The analysis of single facial details obtained by the face-crop experiment, resulted consistent for CLS and KS (eyes, nose and mouth), OS (eyes and mouth) and RTS (nose and mouth), in the comparison between affected and unaffected cohorts (Fig. 3a–e). In particular, the distinctive orbital region of CLS, OS and KS was differentiated by unaffected individuals, as demonstrated by binary analysis (Fig. 3a). Relatively to controls comparison, mildly inferior values than CLS, OS and KDVS, were unexpectedly registered for the nose analysis in RTS, while high values were recorded for KDVS, whose nasal region is defined by characteristic tubular or pear-shaped nose and bulbous nasal tip. A minor sensibility in the recognition of some distinctive facial details, such as the nose in RTS, could be related to the quality or framing of the chosen image.

In conclusion, this study represented the first dysmorphology computer-assisted analysis of the subgroup of chromatinopathies due to mutations of the histones remodelers, which are frequently encountered in clinical genetics practice. Our first multiclass experiment, revealed a remarkable capacity of the DeepGestalt technology of recognize and differentiate the analyzed syndromes in terms of high AUC and low p-values, suggesting a reliability of the platform. Similar considerations can be applied to the second experiment, the face-crop analysis, which revealed the single facial details of the considered syndromes, according to their phenotypic characteristics. Interestingly, all syndromes obtained high values for the upper and global face analysis, corroborating that this group of syndromes is characterized by an unusual face. Furthermore, optimal results were obtained especially for CLS, KS and OS in affected and unaffected cohorts comparison, indicating their marked dysmorphic features, including respectively coarse face, Kabuki-mask resemblance and typical association of blepharophimosis, blepharoptosis and epicanthus. The single facial details such as the nasal area resulted in being an important clinical clue, especially for KDVS and RTS, as predictable, while KLEFS1 appeared to have more dysmorphic signs in the nasal and ocular areas than in the mouth region (Fig. 3). In addition, the bottom half of the face seemed to be a significative clinical clue in KDVS (Fig. 3). Interestingly, it seemed that most of dysmorphisms was localized in orbital and labial region, suggesting to clinical geneticists a careful observation of this facial area. Then we could speculate that mutations of Chromatin-Marking System (CMS) could alter the development of these two facial districts during embryogenesis. This could represent an interesting aspect for further investigate in future studies.

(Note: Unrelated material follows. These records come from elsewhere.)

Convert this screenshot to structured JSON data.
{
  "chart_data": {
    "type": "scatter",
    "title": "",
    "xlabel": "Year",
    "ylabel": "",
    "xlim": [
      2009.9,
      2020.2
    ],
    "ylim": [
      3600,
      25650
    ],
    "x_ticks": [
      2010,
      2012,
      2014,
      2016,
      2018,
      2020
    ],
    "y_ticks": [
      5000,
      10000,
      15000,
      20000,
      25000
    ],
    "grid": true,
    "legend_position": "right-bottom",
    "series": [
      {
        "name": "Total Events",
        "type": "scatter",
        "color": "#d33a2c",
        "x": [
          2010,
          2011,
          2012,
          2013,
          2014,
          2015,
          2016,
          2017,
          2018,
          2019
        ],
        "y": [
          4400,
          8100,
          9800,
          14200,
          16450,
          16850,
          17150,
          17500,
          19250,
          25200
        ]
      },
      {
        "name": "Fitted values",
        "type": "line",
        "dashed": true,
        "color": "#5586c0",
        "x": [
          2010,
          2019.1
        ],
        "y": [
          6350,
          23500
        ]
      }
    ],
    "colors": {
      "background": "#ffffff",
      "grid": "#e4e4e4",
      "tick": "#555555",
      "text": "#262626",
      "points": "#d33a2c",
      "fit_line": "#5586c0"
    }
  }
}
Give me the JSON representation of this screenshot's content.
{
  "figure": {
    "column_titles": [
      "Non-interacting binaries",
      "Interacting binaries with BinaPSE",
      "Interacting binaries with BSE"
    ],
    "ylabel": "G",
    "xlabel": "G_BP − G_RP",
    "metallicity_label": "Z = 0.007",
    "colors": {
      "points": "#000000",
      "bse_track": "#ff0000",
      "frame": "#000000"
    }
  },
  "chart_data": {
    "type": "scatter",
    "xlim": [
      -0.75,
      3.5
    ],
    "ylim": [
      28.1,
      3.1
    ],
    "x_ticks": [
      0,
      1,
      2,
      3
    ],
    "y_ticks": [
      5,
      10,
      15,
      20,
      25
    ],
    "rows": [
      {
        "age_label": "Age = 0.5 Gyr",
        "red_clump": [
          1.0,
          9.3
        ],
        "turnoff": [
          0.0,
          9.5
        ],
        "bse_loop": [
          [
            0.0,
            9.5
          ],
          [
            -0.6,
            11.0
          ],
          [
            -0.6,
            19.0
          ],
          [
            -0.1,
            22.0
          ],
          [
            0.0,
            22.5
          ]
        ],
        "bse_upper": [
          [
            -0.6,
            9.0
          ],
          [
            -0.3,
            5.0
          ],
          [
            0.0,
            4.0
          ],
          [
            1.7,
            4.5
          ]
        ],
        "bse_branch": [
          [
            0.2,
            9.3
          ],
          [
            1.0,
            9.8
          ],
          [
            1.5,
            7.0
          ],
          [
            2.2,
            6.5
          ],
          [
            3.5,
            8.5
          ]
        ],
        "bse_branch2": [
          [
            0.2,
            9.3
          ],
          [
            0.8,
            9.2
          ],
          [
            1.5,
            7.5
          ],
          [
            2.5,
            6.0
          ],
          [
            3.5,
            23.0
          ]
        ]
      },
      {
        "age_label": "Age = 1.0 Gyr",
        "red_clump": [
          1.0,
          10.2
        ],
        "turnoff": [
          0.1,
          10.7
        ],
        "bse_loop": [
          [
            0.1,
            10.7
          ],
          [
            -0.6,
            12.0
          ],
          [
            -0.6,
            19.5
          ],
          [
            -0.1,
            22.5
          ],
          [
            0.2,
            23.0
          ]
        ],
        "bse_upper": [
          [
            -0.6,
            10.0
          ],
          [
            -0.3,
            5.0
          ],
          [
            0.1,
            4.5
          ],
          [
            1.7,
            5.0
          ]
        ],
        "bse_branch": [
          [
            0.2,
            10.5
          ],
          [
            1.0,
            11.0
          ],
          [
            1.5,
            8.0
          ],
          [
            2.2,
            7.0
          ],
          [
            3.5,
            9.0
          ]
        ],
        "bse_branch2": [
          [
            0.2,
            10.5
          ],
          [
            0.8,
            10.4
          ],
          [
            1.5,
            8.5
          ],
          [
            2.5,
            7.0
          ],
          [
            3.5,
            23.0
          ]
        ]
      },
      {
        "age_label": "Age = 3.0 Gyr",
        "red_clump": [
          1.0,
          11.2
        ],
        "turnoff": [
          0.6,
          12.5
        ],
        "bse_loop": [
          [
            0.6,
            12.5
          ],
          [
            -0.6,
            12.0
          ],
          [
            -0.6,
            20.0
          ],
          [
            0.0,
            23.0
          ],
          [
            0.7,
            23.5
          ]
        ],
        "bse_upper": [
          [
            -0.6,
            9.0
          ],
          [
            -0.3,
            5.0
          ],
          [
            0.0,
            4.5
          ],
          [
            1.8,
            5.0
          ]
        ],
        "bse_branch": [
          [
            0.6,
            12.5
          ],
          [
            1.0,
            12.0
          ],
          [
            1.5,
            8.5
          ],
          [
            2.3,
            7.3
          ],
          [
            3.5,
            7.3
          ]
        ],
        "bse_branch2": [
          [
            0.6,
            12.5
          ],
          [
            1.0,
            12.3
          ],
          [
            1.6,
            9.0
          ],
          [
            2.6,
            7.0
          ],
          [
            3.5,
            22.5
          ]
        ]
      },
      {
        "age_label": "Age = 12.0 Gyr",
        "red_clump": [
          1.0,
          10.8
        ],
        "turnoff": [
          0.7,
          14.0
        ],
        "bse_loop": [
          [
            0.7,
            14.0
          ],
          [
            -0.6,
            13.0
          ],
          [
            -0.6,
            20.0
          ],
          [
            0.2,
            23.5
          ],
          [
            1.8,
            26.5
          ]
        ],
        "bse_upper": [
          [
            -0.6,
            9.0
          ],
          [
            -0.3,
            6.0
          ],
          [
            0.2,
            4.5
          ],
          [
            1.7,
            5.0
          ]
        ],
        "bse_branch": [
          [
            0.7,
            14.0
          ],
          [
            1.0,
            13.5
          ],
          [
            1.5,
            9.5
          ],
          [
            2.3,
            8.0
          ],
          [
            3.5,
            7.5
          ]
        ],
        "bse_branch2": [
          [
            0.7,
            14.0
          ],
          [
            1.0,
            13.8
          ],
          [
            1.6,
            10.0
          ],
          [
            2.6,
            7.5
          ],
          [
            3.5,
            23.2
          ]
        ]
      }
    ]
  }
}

Concluding, our study could suggest to clinicians to utilize the computer-assisted facial analysis in confirming a diagnostic suspect for syndromic diseases, such as chromatinopathies, which result to be defined by distinctive abnormal craniofacial contour. However, the diagnostic limits of informatics systems, strictly linked to some technical variables (framing or quality of the analyzed image for example) or to other factors related to patients (age or ethnicity), must be considered. We hope that these technologies will reach in the near future a greater reliability, to more support clinical activity.